Walmart’s Business Mix Changing as it Expands Profitable Services

Walmart

The business mix at Walmart is changing, with services growing faster than merchandise.

So said Walmart Executive Vice President and Chief Financial Officer John David Rainey Tuesday (March 7) during a Raymond James Institutional Investors Conference.

Walmart’s services include the sale of advertising on its website and in its stores, the sales data it offers to boost the effectiveness of clients’ ads on other media, the listings it offers third-party sellers on its online marketplace and the order fulfillment it provides for other merchants.

While the “vast majority” of the company’s profits now comes from the sale of merchandise in its brick-and-mortar stores, the profits it derives from these services are growing rapidly, Rainey said.

“If you fast forward five years, we are much less dependent upon [merchandise] as an income stream,” Rainey said. “There’s some of these other faster growing parts of our business.”

Walmart has been rolling out new incentives to bring third-party sellers to its marketplace.
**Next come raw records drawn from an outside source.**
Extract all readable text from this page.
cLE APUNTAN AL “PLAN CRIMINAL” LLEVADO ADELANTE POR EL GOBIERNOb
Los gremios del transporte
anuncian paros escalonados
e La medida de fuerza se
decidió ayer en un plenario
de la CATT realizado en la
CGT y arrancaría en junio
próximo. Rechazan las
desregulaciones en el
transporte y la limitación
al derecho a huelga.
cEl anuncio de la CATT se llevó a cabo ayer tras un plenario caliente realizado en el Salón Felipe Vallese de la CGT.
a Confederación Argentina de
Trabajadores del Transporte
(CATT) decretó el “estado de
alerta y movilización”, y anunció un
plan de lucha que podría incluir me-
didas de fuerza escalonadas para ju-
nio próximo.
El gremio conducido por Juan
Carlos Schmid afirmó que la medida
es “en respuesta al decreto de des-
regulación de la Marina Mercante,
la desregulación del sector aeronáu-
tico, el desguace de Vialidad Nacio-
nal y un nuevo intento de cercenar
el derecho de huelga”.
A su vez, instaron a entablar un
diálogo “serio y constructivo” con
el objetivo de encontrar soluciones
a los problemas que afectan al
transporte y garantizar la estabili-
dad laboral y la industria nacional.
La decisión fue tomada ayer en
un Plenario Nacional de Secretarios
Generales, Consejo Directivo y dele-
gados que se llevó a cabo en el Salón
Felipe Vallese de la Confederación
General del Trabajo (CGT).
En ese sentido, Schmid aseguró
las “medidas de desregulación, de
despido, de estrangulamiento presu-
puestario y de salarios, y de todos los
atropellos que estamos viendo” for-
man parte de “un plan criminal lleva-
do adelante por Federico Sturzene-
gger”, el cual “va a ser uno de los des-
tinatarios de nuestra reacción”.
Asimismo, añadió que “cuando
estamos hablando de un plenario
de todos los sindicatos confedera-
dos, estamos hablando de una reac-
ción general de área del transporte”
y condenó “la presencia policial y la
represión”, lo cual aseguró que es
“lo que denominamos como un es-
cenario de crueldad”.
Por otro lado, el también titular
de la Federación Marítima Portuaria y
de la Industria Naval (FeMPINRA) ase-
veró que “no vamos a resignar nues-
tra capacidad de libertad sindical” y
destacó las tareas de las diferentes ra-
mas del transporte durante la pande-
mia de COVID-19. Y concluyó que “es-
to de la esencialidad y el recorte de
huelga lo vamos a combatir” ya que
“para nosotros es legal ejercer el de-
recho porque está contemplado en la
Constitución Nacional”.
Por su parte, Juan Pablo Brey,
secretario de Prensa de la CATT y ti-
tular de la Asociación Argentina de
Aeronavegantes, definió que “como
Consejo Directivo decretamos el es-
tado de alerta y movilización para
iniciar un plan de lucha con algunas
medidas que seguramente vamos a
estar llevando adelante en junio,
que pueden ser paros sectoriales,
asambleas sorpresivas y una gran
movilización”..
For example, in January, it announced a limited-time offer to new U.S.-based sellers that includes a commission rate reduction of up to 25% for 90 days when they launch on the marketplace and try several tools and services.

Competitor Amazon, too, has been adding new services and products to attract third-party sellers to its marketplace.

Expanding its marketplace allows Walmart to sell more third-party merchandise, offer a greater assortment of products and earn a higher margin. That is changing the composition of the firm’s profit and loss (P&L) statement, Rainey said.

These services are interrelated, with the growth of each supporting the growth of others. For example, when third-party sellers bring a greater assortment of products to the marketplace — which now offers 400 million stock-keeping units (SKUs) — that brings consumers to the site and, in turn, increases the desire of merchants to advertise to reach those consumers.

“These are faster growing, higher margin parts of our business that just mathematically changed the composition of our P&L to where our operating margins went to go up over time,” Rainey said.